Я не большой сторонник чтения на открытом воздухе. Я не могу настроить на это свой дух. Я знал одного унитарианского священника, которого обычно можно было видеть на Сноу-хилл (пока Скиннер-стрит еще не было), между десятью и одиннадцатью часами утра, изучающим том Ларднера. Признаю, это было напряжение абстракции, недоступное мне. Я привык восхищаться тем, как он пробирался боком, избегая светских контактов.
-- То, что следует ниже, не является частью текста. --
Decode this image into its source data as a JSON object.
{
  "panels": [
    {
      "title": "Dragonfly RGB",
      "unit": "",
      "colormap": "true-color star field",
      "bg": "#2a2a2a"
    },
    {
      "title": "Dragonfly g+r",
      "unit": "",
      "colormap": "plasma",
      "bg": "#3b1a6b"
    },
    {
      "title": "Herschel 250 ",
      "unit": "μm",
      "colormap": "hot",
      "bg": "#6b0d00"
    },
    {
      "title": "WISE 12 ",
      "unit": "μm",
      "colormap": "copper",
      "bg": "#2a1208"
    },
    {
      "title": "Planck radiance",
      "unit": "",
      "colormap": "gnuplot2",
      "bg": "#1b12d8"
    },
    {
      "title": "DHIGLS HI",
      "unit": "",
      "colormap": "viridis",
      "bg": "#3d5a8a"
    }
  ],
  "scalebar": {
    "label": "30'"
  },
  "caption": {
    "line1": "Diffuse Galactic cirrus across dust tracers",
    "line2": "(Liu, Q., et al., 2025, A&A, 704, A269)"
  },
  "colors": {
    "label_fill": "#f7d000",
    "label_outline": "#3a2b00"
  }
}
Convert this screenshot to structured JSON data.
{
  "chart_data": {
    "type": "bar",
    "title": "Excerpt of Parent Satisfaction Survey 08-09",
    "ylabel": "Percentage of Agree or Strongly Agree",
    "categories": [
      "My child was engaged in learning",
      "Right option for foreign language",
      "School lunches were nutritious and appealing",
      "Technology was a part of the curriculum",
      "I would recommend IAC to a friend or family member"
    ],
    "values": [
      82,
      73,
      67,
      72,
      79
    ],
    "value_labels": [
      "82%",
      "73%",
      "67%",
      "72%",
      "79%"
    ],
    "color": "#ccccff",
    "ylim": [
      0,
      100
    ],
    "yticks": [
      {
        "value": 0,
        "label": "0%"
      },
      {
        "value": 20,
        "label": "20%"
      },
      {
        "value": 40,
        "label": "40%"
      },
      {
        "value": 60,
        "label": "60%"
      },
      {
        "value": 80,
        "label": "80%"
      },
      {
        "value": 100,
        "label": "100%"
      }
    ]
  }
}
Невежественное столкновение с узлом носильщика или корзиной для хлеба быстро обратило бы в бегство всю теологию, которой я владею, и оставило бы меня в худшем состоянии, чем равнодушие к пяти пунктам.
Есть класс уличных читателей, на которых я никогда не могу смотреть без привязанности — бедные джентльмены, у которых нет средств купить или нанять книгу, они крадут немного знаний у открытых прилавков — владелец, с его жестким взглядом, все это время бросает на них завистливые взгляды и думает, когда же они закончат. Рискуя нежно, страница за страницей, ожидая каждую минуту, когда он наложит свой запрет, и все же не в силах отказать себе в удовольствии, они «выхватывают пугливую радость». Мартин Б—— таким образом, ежедневными фрагментами, осилил два тома «Клариссы», когда хозяин прилавка охладил его похвальное честолюбие, спросив его (это было в его молодые годы), собирается ли он приобрести произведение. М. заявляет, что ни при каких обстоятельствах в своей жизни он не читал книгу с таким удовлетворением, которое он получил в те беспокойные моменты. Причудливая поэтесса наших дней морализировала на эту тему в двух очень трогательных, но простых строфах.